Anyone who has spent any time in the village of Ancient Corinth has noticed the Perachora peninsula. It is almost always visible across the Corinthian Gulf from the terrace on which the city of Corinth stands. Most famously, the peninsula is home to a Sanctuary of Hera situated around a tiny inlet near the western tip of the promontory. It’s as dramatic and beautiful as any site in Greece.
I have visited the site many times over the last 20 years and knew the tragic story of Humphrey Payne who excavated at the Heraion but died in his 30s before he could publish the results of his work (and whose life was memorialized by his wife Dilys Powell in her The Traveller’s Journey is Done (1943) and Affair of the Heart (1958) or his famous grave at Mycenae.)
More than that, I had wondered about the remains associated with the peninsula itself and the relationship between the sanctuary and local settlement which had been teased by Payne and various more recent scholars, but only sporadically documented and explored. It is therefore really exciting to read the results of the first season of the Perachora Peninsula Archaeological Project this past month in Mediterranean Archaeology 34/35 (2021/2022).
Preliminary results of any archaeological work should usually be taken with a grain of salt and I’m not sure that the work of the PPAP team revealed anything profoundly unexpected from their work, but it was nevertheless interesting to see them start to unpack the complex multi period activity present on the peninsula. They were transparent about their method and used 2-meter wide swaths in 5 m spacing in survey units of 625 square meters, which produced a high resolution window. Low visibility, however, ensured that that total surface sampled was less than 40% per unit. In these conditions, closer walker spacing makes good sense as a strategy to compensate for the poor surface visibility. It appears, however, that they used more intensive collection methods — 6 m diameter total collection circles — in units with HIGH artifact density rather than in units with low visibility or lower than expected artifact densities. This is a bit counter intuitive considering that they recognized that low visibility units produced densities that could be as high as those in higher visibility units. One would assume that higher intensity artifact collection strategies would serve to compensate for variations in visibility, but this may not have been how they saw things.

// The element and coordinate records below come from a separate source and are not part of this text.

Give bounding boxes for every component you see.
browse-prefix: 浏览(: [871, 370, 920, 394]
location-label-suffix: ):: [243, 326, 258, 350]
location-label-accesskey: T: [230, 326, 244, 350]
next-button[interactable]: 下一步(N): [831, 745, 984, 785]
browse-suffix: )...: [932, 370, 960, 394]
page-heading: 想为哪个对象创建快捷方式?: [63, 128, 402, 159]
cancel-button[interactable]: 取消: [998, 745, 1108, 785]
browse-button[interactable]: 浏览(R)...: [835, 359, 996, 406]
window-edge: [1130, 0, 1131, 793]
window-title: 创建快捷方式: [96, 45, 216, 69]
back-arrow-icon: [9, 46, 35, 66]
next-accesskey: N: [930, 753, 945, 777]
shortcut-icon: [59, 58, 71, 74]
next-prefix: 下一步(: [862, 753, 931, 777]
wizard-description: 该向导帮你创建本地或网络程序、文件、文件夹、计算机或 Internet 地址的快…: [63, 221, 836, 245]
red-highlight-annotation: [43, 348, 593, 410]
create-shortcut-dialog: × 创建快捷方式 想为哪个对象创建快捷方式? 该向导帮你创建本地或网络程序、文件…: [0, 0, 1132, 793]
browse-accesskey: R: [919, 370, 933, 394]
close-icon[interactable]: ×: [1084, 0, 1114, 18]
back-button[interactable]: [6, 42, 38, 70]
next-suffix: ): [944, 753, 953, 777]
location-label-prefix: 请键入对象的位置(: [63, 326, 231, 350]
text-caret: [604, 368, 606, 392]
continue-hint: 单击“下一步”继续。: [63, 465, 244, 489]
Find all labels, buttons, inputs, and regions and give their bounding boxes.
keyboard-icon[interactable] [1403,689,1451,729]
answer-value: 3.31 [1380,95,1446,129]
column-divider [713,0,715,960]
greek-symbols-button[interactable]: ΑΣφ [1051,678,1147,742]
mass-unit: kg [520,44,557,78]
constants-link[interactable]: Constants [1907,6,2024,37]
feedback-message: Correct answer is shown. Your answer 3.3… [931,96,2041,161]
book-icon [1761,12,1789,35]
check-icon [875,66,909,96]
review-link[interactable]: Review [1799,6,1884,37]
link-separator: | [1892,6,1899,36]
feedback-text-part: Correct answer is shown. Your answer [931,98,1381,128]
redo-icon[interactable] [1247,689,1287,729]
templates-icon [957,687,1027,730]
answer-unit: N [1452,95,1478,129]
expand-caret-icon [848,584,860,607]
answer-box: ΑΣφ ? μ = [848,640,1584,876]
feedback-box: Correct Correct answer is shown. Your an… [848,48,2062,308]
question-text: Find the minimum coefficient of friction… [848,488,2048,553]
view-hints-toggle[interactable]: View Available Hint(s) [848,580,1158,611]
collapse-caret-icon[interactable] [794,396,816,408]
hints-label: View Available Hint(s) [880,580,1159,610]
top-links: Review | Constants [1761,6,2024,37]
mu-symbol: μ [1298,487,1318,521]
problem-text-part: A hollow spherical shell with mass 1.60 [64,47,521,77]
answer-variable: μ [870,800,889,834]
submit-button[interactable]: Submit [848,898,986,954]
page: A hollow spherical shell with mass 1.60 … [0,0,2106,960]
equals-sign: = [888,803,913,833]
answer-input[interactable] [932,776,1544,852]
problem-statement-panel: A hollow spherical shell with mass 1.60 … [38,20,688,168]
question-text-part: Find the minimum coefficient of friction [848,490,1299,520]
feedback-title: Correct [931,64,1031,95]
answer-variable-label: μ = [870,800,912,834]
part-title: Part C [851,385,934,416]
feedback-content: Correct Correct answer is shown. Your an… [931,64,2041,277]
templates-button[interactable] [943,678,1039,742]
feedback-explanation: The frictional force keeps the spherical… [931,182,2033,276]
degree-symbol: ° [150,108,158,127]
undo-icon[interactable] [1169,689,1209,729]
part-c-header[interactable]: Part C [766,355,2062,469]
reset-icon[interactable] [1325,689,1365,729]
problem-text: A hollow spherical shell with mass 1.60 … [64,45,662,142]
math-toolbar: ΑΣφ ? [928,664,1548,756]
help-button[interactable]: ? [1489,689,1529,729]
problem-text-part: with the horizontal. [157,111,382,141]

It was also interesting to see that this project worked integrated both legacy data — largely based on previous work in the region — and did structure-from-motion photographs which they have made publicly available under open licenses (CC-BY-NC). You can check them out here. I’ll be curious to see what they do with these models, in part, because they’ve teased an article that compares their use of digitally produced models to those drawn by hand (cf. note 42).
Finally, it is revealing (but perhaps not entirely unexpected) to see that there is a substantial Roman signature at the site and I’ll be interested to see whether this assemblage is tends to be Later Roman (and the presence of a not insignificant number of units with Medieval material in them is suggestive of that). The location and conditions of the Perachora Peninsula suggest the kinds of places where Late Romans hung out: the terrain is difficult and the land (I’m guessing) was marginal, it had access to the sea, it was a bit off the beaten track, but not totally isolated, and finally had the capacity to be fortified. Without retreating to the idea of “refuges” or the like (see what I did there?), there is reason to expect, if I were a hypothesizing man, that we’d find the very late antique material here dating to the 7th and 8th centuries.
I eagerly await more substantial publications and the ongoing results of their field work at this fascinating site!